One problem with Professor Best’s discussion of epidemics is that if a previously extremely rare phenomenon such as autism (the incidence of autism in the USA in the 1970’s is thought to have been about four cases per 10,000 people, less than one-tenth of a percent versus a purported one in 68 children today according to the CDC) increases sharply in frequency — a genuine epidemic — this will lead to increased attention and scrutiny, more precise and frequently broader definitions that recognize border cases that were previously ignored. There is a chicken and the egg problem. Did increased attention (the popular 1988 Tom Cruise movie Rainman is sometimes credited with seeding the autism epidemic) create a phony epidemic or did a real epidemic create the increased attention or some mixture of the two?
Conclusion
Stat-Spotting is a good complement to Professor Best’s earlier bestseller Damned Lies and Statistics. It is a detailed, practical handbook for identifying numbers and statistics that may be false or misleading and in some cases determining whether they are in fact false or misleading. It does not however provide good advice or tools for analyzing more complex and difficult cases where the claims are often statistical — claiming an effect such as global warming that is comparable to or smaller than the normal variation in the measured quantity and derived from averaging over a large number of highly variable measurements and often fitting a mathematical model to the data or applying abstruse, advanced statistical methods. These statistical claims may be real but can also easily be produced by conscious, unconscious, or accidental biased sampling of the highly variable data or other subtle errors or manipulations. These statistical claims are also difficult or impossible to confirm or deny based on personal experience due to the high variability of the measured quantity compared to the size of the alleged effect.
© 2015 John F. McGowan
About the Author
John F. McGowan, Ph.D. solves problems using mathematics and mathematical software, including developing gesture recognition for touch devices, video compression and speech recognition technologies. He has extensive experience developing software in C, C++, MATLAB, Python, Visual Basic and many other programming languages. He has been a Visiting Scholar at HP Labs developing computer vision algorithms and software for mobile devices. He has worked as a contractor at NASA Ames Research Center involved in the research and development of image and video processing algorithms and technology. He has published articles on the origin and evolution of life, the exploration of Mars (anticipating the discovery of methane on Mars), and cheap access to space. He has a Ph.D. in physics from the University of Illinois at Urbana-Champaign and a B.S. in physics from the California Institute of Technology (Caltech).
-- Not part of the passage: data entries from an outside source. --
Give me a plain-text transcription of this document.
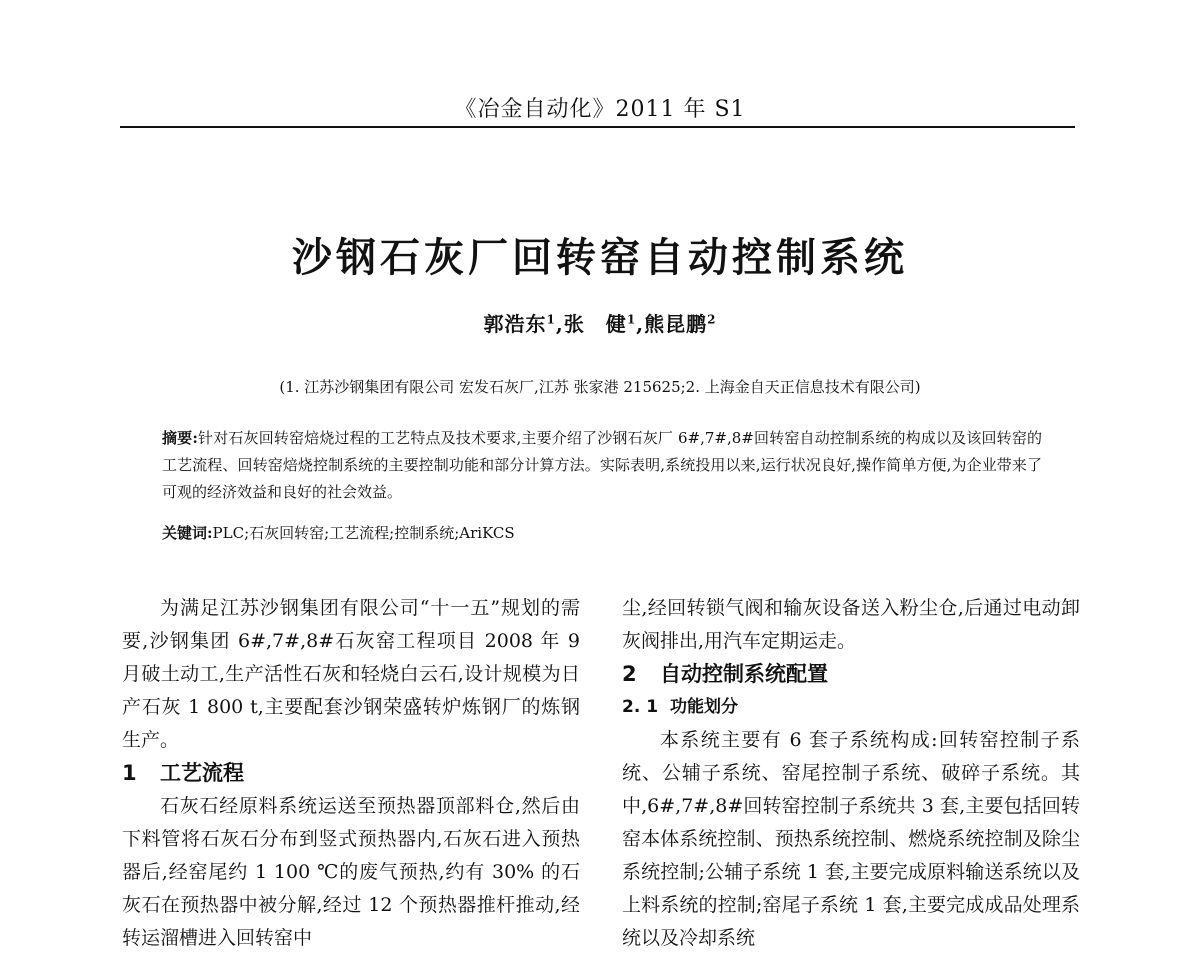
《冶金自动化》2011 年 S1
沙钢石灰厂回转窑自动控制系统
郭浩东$^1$,张　健$^1$,熊昆鹏$^2$
(1. 江苏沙钢集团有限公司 宏发石灰厂,江苏 张家港 215625;2. 上海金自天正信息技术有限公司)
摘要:针对石灰回转窑焙烧过程的工艺特点及技术要求,主要介绍了沙钢石灰厂 6#,7#,8#回转窑自动控制系统的构成以及该回转窑的工艺流程、回转窑焙烧控制系统的主要控制功能和部分计算方法。实际表明,系统投用以来,运行状况良好,操作简单方便,为企业带来了可观的经济效益和良好的社会效益。
关键词:PLC;石灰回转窑;工艺流程;控制系统;AriKCS

为满足江苏沙钢集团有限公司“十一五”规划的需要,沙钢集团 6#,7#,8#石灰窑工程项目 2008 年 9 月破土动工,生产活性石灰和轻烧白云石,设计规模为日产石灰 1 800 t,主要配套沙钢荣盛转炉炼钢厂的炼钢生产。

1 工艺流程

石灰石经原料系统运送至预热器顶部料仓,然后由下料管将石灰石分布到竖式预热器内,石灰石进入预热器后,经窑尾约 1 100 ℃的废气预热,约有 30% 的石灰石在预热器中被分解,经过 12 个预热器推杆推动,经转运溜槽进入回转窑中

尘,经回转锁气阀和输灰设备送入粉尘仓,后通过电动卸灰阀排出,用汽车定期运走。

2 自动控制系统配置
2. 1 功能划分

本系统主要有 6 套子系统构成:回转窑控制子系统、公辅子系统、窑尾控制子系统、破碎子系统。其中,6#,7#,8#回转窑控制子系统共 3 套,主要包括回转窑本体系统控制、预热系统控制、燃烧系统控制及除尘系统控制;公辅子系统 1 套,主要完成原料输送系统以及上料系统的控制;窑尾子系统 1 套,主要完成成品处理系统以及冷却系统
He can be reached at jmcgowan11@earthlink.net.
I read Stat-Spotting when it first came out several years ago. It was both very interesting and very accessible, and it shows how people can knowingly or unknowingly use statistics to support less than valid conclusions. I think most do it by mistake (confirmation bias), but it simply goes to show that we should never take things as given and be expeditious in how we seek out information.